Wohnungssuche entlang der U-Bahn – neue interaktive Karte
Bei der Wohnungssuche zählt in Berlin zum Teil die Anbindung mehr als der Stadtteil. Eine interaktive Karte verbindet jetzt Nahverkehr und Immobilienangebote direkt miteinander.
Eine neue interaktive Karte von immowelt verknüpft das Berliner U- und S-Bahn-Netz mit aktuellen Wohnungsangeboten. Nutzer können gezielt entlang einzelner Linien oder Stationen nach Immobilien suchen und gelangen per Klick direkt zu passenden Inseraten. Gleichzeitig zeigt die Karte, wie stark sich Preise entlang derselben Strecke unterscheiden. Während zentrale Lagen teuer bleiben, bieten Außenbezirke oft günstigere Alternativen bei guter Anbindung. Hintergrund ist die wachsende Bedeutung des öffentlichen Nahverkehrs bei der Wohnungssuche. Steigende Mobilitätskosten und das Deutschlandticket verstärken den Trend, Wohnstandorte stärker nach Erreichbarkeit und Pendelzeiten auszuwählen.
Überbelegt: Mehr als jeder Zehnte wohnt zu eng
Die Wohnungsnot verschärft sich weiter. Besonders Familien, Alleinerziehende und Menschen in Großstädten sind von beengten Wohnverhältnissen betroffen. Neue Zahlen zeigen, wie stark der Druck auf dem Wohnungsmarkt wächst.
Die Überbelegungsquote in Deutschland ist laut Statistischem Bundesamt 2025 auf 11,7 Prozent gestiegen. Vor fünf Jahren lag der Anteil noch bei 10,2 Prozent.
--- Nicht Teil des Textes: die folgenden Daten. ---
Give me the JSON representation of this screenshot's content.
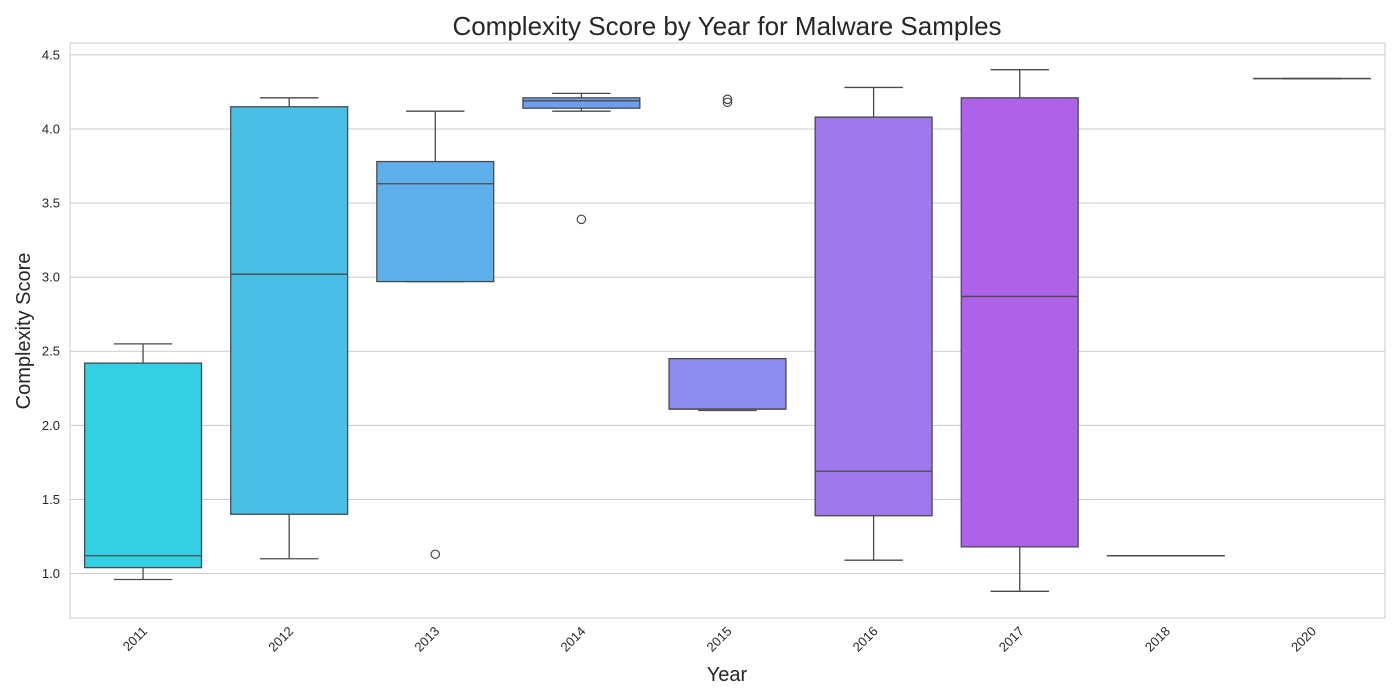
{
  "chart_data": {
    "type": "box",
    "title": "Complexity Score by Year for Malware Samples",
    "xlabel": "Year",
    "ylabel": "Complexity Score",
    "ylim": [
      0.7,
      4.58
    ],
    "yticks": [
      "1.0",
      "1.5",
      "2.0",
      "2.5",
      "3.0",
      "3.5",
      "4.0",
      "4.5"
    ],
    "grid": true,
    "categories": [
      "2011",
      "2012",
      "2013",
      "2014",
      "2015",
      "2016",
      "2017",
      "2018",
      "2020"
    ],
    "boxes": [
      {
        "category": "2011",
        "whisker_low": 0.96,
        "q1": 1.04,
        "median": 1.12,
        "q3": 2.42,
        "whisker_high": 2.55,
        "outliers": [],
        "color": "#33d0e3"
      },
      {
        "category": "2012",
        "whisker_low": 1.1,
        "q1": 1.4,
        "median": 3.02,
        "q3": 4.15,
        "whisker_high": 4.21,
        "outliers": [],
        "color": "#4abfe6"
      },
      {
        "category": "2013",
        "whisker_low": 2.97,
        "q1": 2.97,
        "median": 3.63,
        "q3": 3.78,
        "whisker_high": 4.12,
        "outliers": [
          1.13
        ],
        "color": "#5fb0ea"
      },
      {
        "category": "2014",
        "whisker_low": 4.12,
        "q1": 4.14,
        "median": 4.19,
        "q3": 4.21,
        "whisker_high": 4.24,
        "outliers": [
          3.39
        ],
        "color": "#6e9fee"
      },
      {
        "category": "2015",
        "whisker_low": 2.1,
        "q1": 2.11,
        "median": 2.11,
        "q3": 2.45,
        "whisker_high": 2.45,
        "outliers": [
          4.18,
          4.2
        ],
        "color": "#8e8cf0"
      },
      {
        "category": "2016",
        "whisker_low": 1.09,
        "q1": 1.39,
        "median": 1.69,
        "q3": 4.08,
        "whisker_high": 4.28,
        "outliers": [],
        "color": "#9e78ec"
      },
      {
        "category": "2017",
        "whisker_low": 0.88,
        "q1": 1.18,
        "median": 2.87,
        "q3": 4.21,
        "whisker_high": 4.4,
        "outliers": [],
        "color": "#ae62e8"
      },
      {
        "category": "2018",
        "whisker_low": 1.12,
        "q1": 1.12,
        "median": 1.12,
        "q3": 1.12,
        "whisker_high": 1.12,
        "outliers": [],
        "color": "#bf55e6"
      },
      {
        "category": "2020",
        "whisker_low": 4.34,
        "q1": 4.34,
        "median": 4.34,
        "q3": 4.34,
        "whisker_high": 4.34,
        "outliers": [],
        "color": "#c94be2"
      }
    ]
  }
}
Besonders betroffen sind Haushalte mit Kindern, Alleinerziehende sowie Menschen mit ausländischer Staatsangehörigkeit. In Großstädten lebt inzwischen fast jeder sechste Einwohner in einer Wohnung mit zu wenig Zimmern. Unter Minderjährigen lag die Quote bei 19 Prozent. Die Zahlen verdeutlichen den zunehmenden Wohnungsmangel vor allem in urbanen Regionen. Für die Immobilienbranche bleibt die hohe Nachfrage nach bezahlbarem Wohnraum damit ein zentraler Treiber bei Neubau, Vermietung und Projektentwicklung.
Hohe Energiepreise zwingen viele zum Sparen
Steigende Kosten für Strom, Heizung und Kraftstoffe verändern den Alltag vieler Haushalte. Besonders beim Heizen und Autofahren schränken sich viele Menschen inzwischen bewusst ein.
Die infolge des Irankriegs gestiegenen Energiepreise führen laut einer Verivox Umfrage bei vielen Menschen in Deutschland zu einem sparsameren Umgang mit Energie. Rund zwei Drittel der Befragten gaben an, ihren Verbrauch wegen der höheren Kosten bewusst zu reduzieren. Besonders häufig wird beim Heizen, Stromverbrauch und Autofahren gespart. Gleichzeitig bleibt die Bereitschaft für größere Investitionen in energetische Sanierungen oder neue Heizsysteme begrenzt. Viele setzen stattdessen auf kleinere Maßnahmen wie Balkonkraftwerke oder bewussteres Energiesparen. Für Eigentümer und Vermieter dürfte das Thema Energiekosten damit weiter Einfluss auf Nachfrage, Modernisierung und Wohnkosten haben.